[BugFix][Target][LLVM] Route sinh/cosh/atan/asinh/erf through libm extern by swjng · Pull Request #19568 · apache/tvm

swjng · 2026-05-15T07:37:35Z

Summary

Six LLVM legalize rules in src/target/llvm/intrin_rule_llvm.cc use inline mathematical identities that fail on representable inputs because the intermediate computation overflows or cancels, even though the true result is in float32 range:

Op	Inline form	Failure	True result
`sinh`/`cosh` (#19559)	`(exp(x) ± exp(-x)) / 2`	`exp(89) > FLT_MAX`, intermediate is `inf`	`sinh(89) ≈ 2.24e38`
`atan` (#19560)	`asin(x / sqrt(x²+1))`	`x²` overflows for `	x
`asinh` (#19561)	`log(x + sqrt(x²+1))`	same `x²` overflow → `log(inf)=inf`	`asinh(3e22) ≈ 52.45`
`erf` (#19562)	A&S `1 − poly(t)·exp(−x²)`	`poly·exp(−x²) ≈ 1` for tiny `	x
`acosh` (no issue)	`log(x + sqrt(x²−1))`	same `x²` overflow → `inf`	`acosh(3e22) ≈ 52.45`

acosh was not in the original issue cluster but shows the identical bug pattern to asinh; folding it in keeps this PR's scope consistent ("naive math identity → libm extern"). Happy to split it out if reviewers prefer.

Fix

Route all six through the existing DispatchPureExtern<FloatSuffix> helper — i.e. sinhf, coshf, atanf, asinhf, acoshf, erff — the same pattern asin/acos use after #19567. ULP-grade accuracy across the reported ranges.

sinh(89.0):    ORT=2.244806e+38  TVM=2.244806e+38  (was inf)
atan(3e22):    ORT=1.5707964     TVM=1.5707963     (was 0.0)
asinh(3e22):   ORT=52.44863      TVM=52.44863      (was inf)
acosh(3e22):   ORT=52.44863      TVM=52.44863      (was inf)
erf(3e-12):    ORT=3.385e-12     TVM=3.385e-12     (was 0.0)

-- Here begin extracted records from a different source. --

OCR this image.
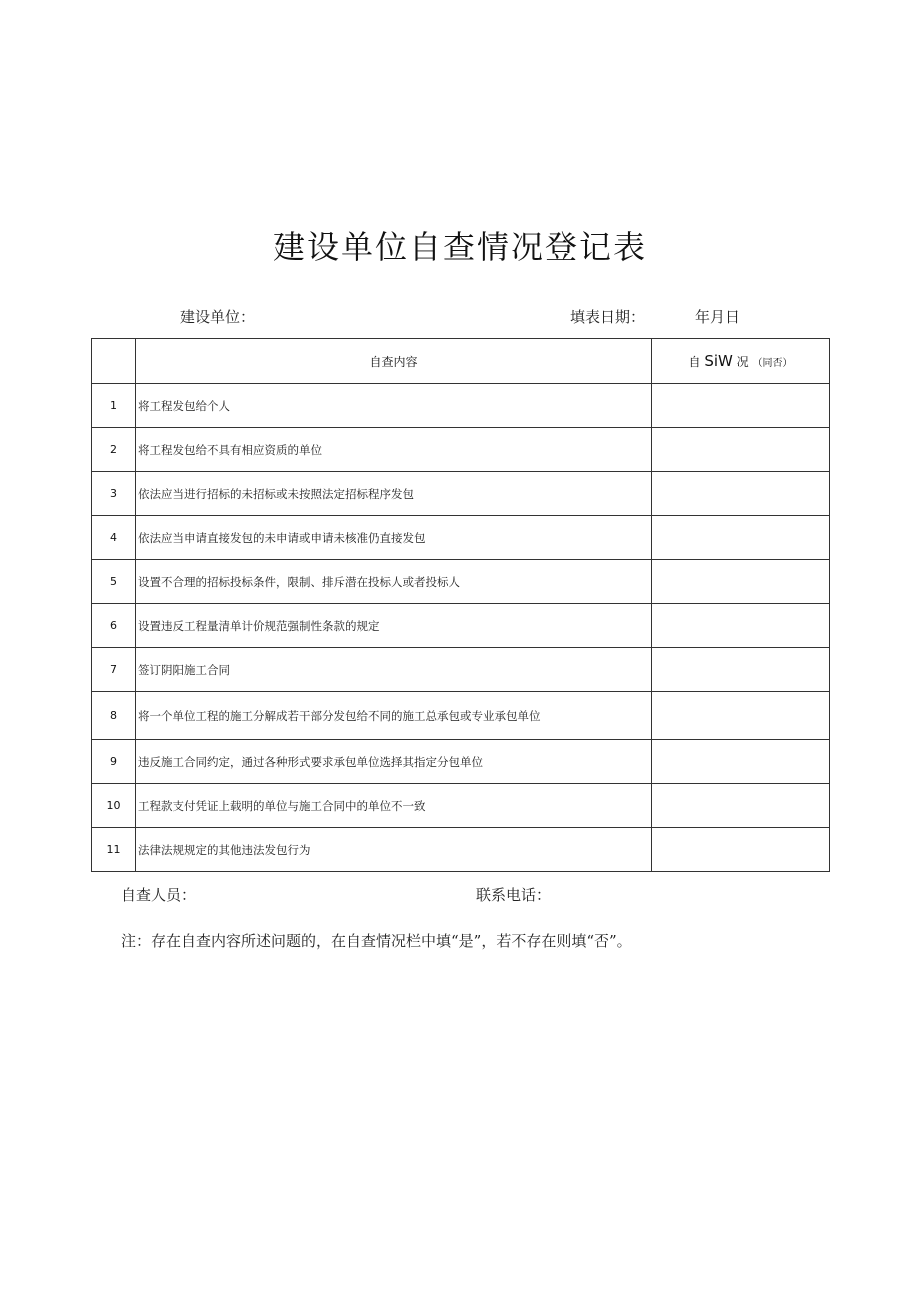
建设单位自查情况登记表
建设单位：	填表日期：	年月日
	自查内容	自 SiW 况 （同否）
1	将工程发包给个人	
2	将工程发包给不具有相应资质的单位	
3	依法应当进行招标的未招标或未按照法定招标程序发包	
4	依法应当申请直接发包的未申请或申请未核准仍直接发包	
5	设置不合理的招标投标条件，限制、排斥潜在投标人或者投标人	
6	设置违反工程量清单计价规范强制性条款的规定	
7	签订阴阳施工合同	
8	将一个单位工程的施工分解成若干部分发包给不同的施工总承包或专业承包单位	
9	违反施工合同约定，通过各种形式要求承包单位选择其指定分包单位	
10	工程款支付凭证上载明的单位与施工合同中的单位不一致	
11	法律法规规定的其他违法发包行为	
自查人员：	联系电话：
注：存在自查内容所述问题的，在自查情况栏中填“是”，若不存在则填“否”。
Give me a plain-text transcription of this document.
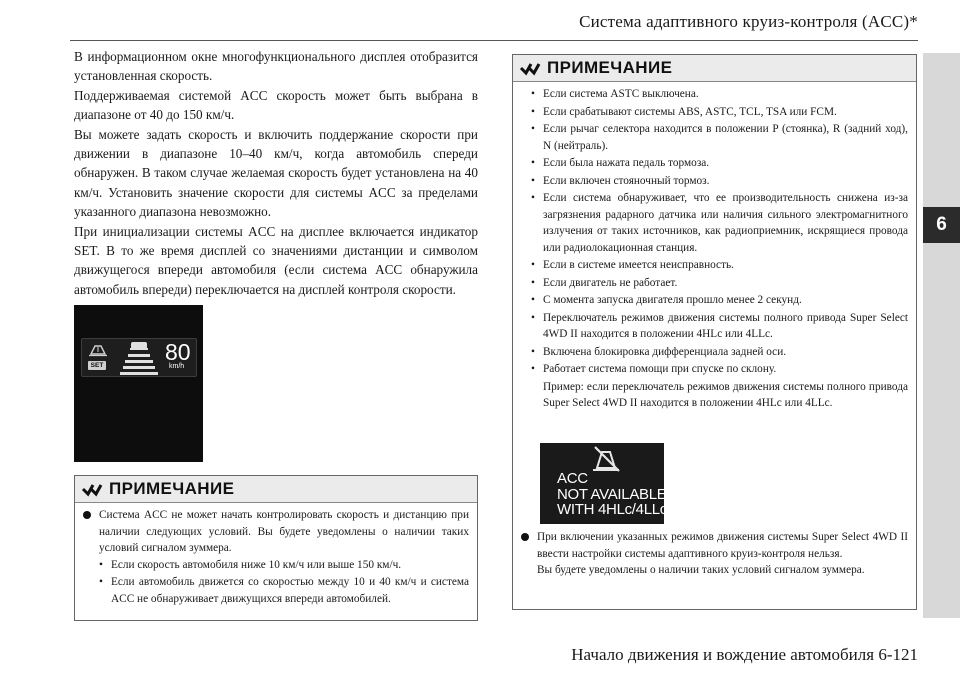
Система адаптивного круиз-контроля (ACC)*
6

В информационном окне многофункционального дисплея отобразится установленная скорость.

Поддерживаемая системой ACC скорость может быть выбрана в диапазоне от 40 до 150 км/ч.

Вы можете задать скорость и включить поддержание скорости при движении в диапазоне 10–40 км/ч, когда автомобиль спереди обнаружен. В таком случае желаемая скорость будет установлена на 40 км/ч. Установить значение скорости для системы ACC за пределами указанного диапазона невозможно.

При инициализации системы ACC на дисплее включается индикатор SET. В то же время дисплей со значениями дистанции и символом движущегося впереди автомобиля (если система ACC обнаружила автомобиль впереди) переключается на дисплей контроля скорости.

SET
80
km/h
ПРИМЕЧАНИЕ
Система ACC не может начать контролировать скорость и дистанцию при наличии следующих условий. Вы будете уведомлены о наличии таких условий сигналом зуммера.
• Если скорость автомобиля ниже 10 км/ч или выше 150 км/ч.
• Если автомобиль движется со скоростью между 10 и 40 км/ч и система ACC не обнаруживает движущихся впереди автомобилей.
ПРИМЕЧАНИЕ
• Если система ASTC выключена.
• Если срабатывают системы ABS, ASTC, TCL, TSA или FCM.
• Если рычаг селектора находится в положении P (стоянка), R (задний ход), N (нейтраль).
• Если была нажата педаль тормоза.
• Если включен стояночный тормоз.
• Если система обнаруживает, что ее производительность снижена из-за загрязнения радарного датчика или наличия сильного электромагнитного излучения от таких источников, как радиоприемник, искрящиеся провода или радиолокационная станция.
• Если в системе имеется неисправность.
• Если двигатель не работает.
• С момента запуска двигателя прошло менее 2 секунд.
• Переключатель режимов движения системы полного привода Super Select 4WD II находится в положении 4HLc или 4LLc.
• Включена блокировка дифференциала задней оси.
• Работает система помощи при спуске по склону.
Пример: если переключатель режимов движения системы полного привода Super Select 4WD II находится в положении 4HLc или 4LLc.
При включении указанных режимов движения системы Super Select 4WD II ввести настройки системы адаптивного круиз-контроля нельзя.
Вы будете уведомлены о наличии таких условий сигналом зуммера.
ACC
NOT AVAILABLE
WITH 4HLc/4LLc
Начало движения и вождение автомобиля 6-121
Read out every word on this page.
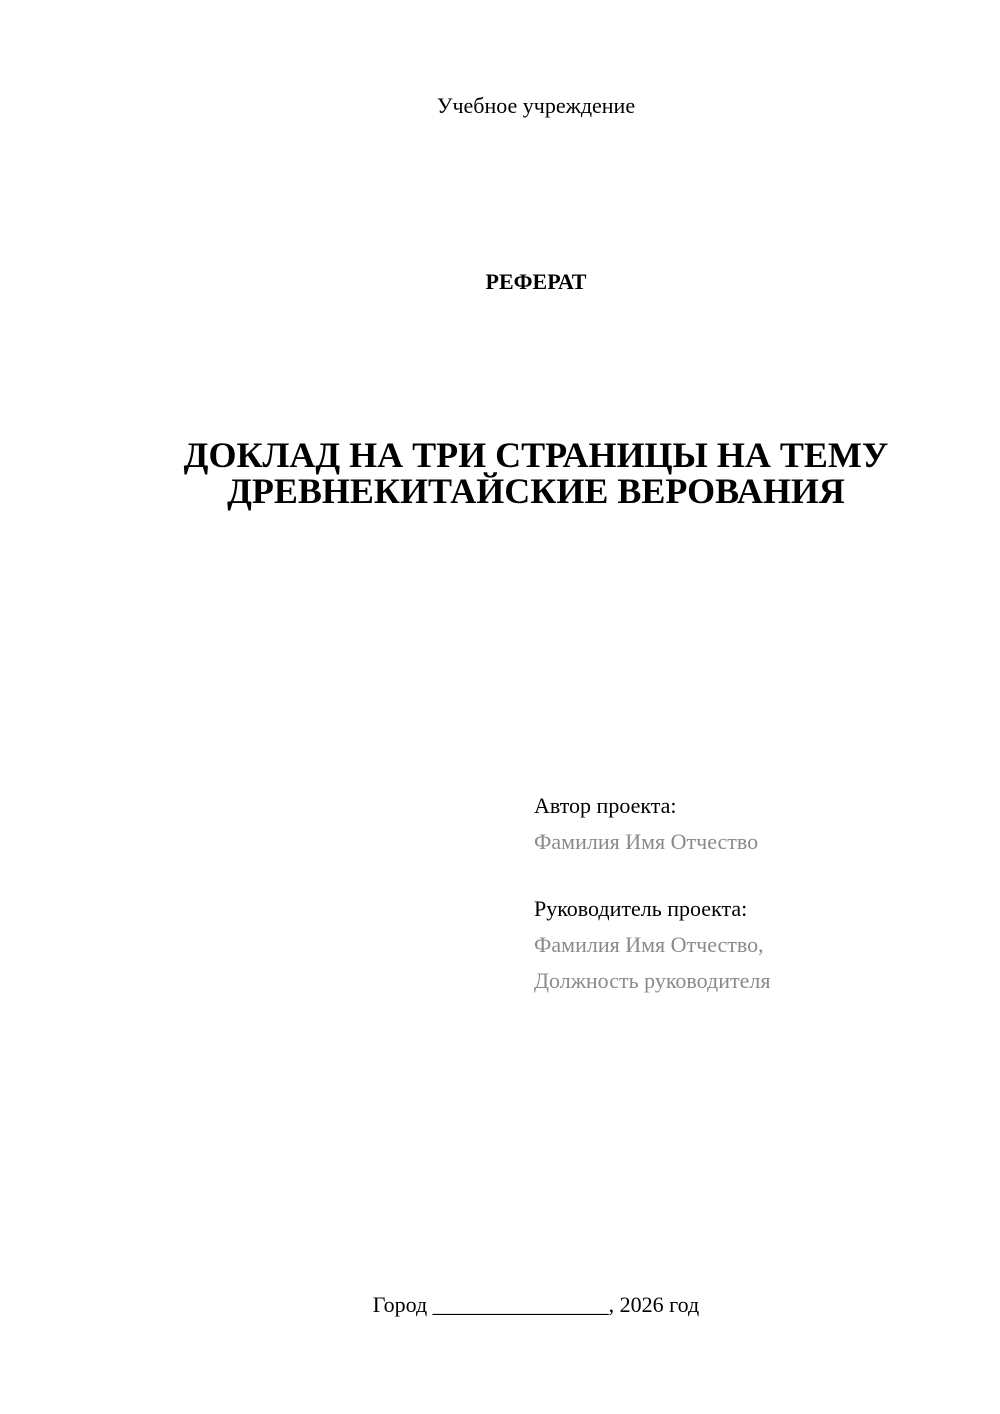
Учебное учреждение
РЕФЕРАТ
ДОКЛАД НА ТРИ СТРАНИЦЫ НА ТЕМУ
ДРЕВНЕКИТАЙСКИЕ ВЕРОВАНИЯ
Автор проекта:
Фамилия Имя Отчество
Руководитель проекта:
Фамилия Имя Отчество,
Должность руководителя
Город ________________, 2026 год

Atan is re-enabled in test_unary; the overflow that previously broke it is fixed.

Notes for reviewers

Inline-vs-extern decision. If the inline identities were a deliberate fast-path (e.g. for autovectorization or to avoid extern-call overhead in tight loops), please flag it and I'll switch to stable inline forms instead — exp(x − ln 2) ± exp(−x − ln 2) for sinh/cosh, range-reduced asinh/acosh sign(x)·log(2|x|) for large |x|, small-|x| Taylor branch for erf, etc. I could not find evidence of such intent in the git history (sinh/cosh: original commit; atan/asinh/acosh: #17945 / #17969 follow-ups; erf: #18104 was framed as "more precise than tanh-approx", not "fast inline").

Fixes #19559.
Fixes #19560.
Fixes #19561.
Fixes #19562.

gemini-code-assist

Code Review

This pull request refactors the LLVM legalization rules for several intrinsic operations, including cosh, sinh, atan, asinh, and erf, by replacing manual mathematical expansions with a unified DispatchPureExtern call. Additionally, the Atan operator has been enabled in the ONNX frontend tests. The reviewer pointed out that the using namespace intrin; statements, local call variable assignments, and manual null checks are redundant in the new implementation because DispatchPureExtern is fully qualified and performs its own internal validation.

ConvolutedDog · 2026-05-18T02:38:09Z

-      PrimExpr exp_posx = exp(x);
-      PrimExpr ret = (exp_posx + exp_negx) / two;
-      return ret;
+      return ::tvm::codegen::intrin::DispatchPureExtern<::tvm::codegen::intrin::FloatSuffix>(e);


I have a question: default.FLowerIntrinsic already handles conversion for these operations, wouldn't simply deleting the llvm.FLegalize registrations achieve the same result as adding redundant DispatchPureExtern rules in intrin_rule_llvm.cc? Are there any other considerations?

tvm/src/target/intrin_rule.cc

Lines 78 to 79 in 4b93f20

TVM_REGISTER_OP("tirx.cosh")

.set_attr<FLowerIntrinsic>("default.FLowerIntrinsic", DispatchPureExtern<FloatSuffix>);

You're right, I didn't check the fallback.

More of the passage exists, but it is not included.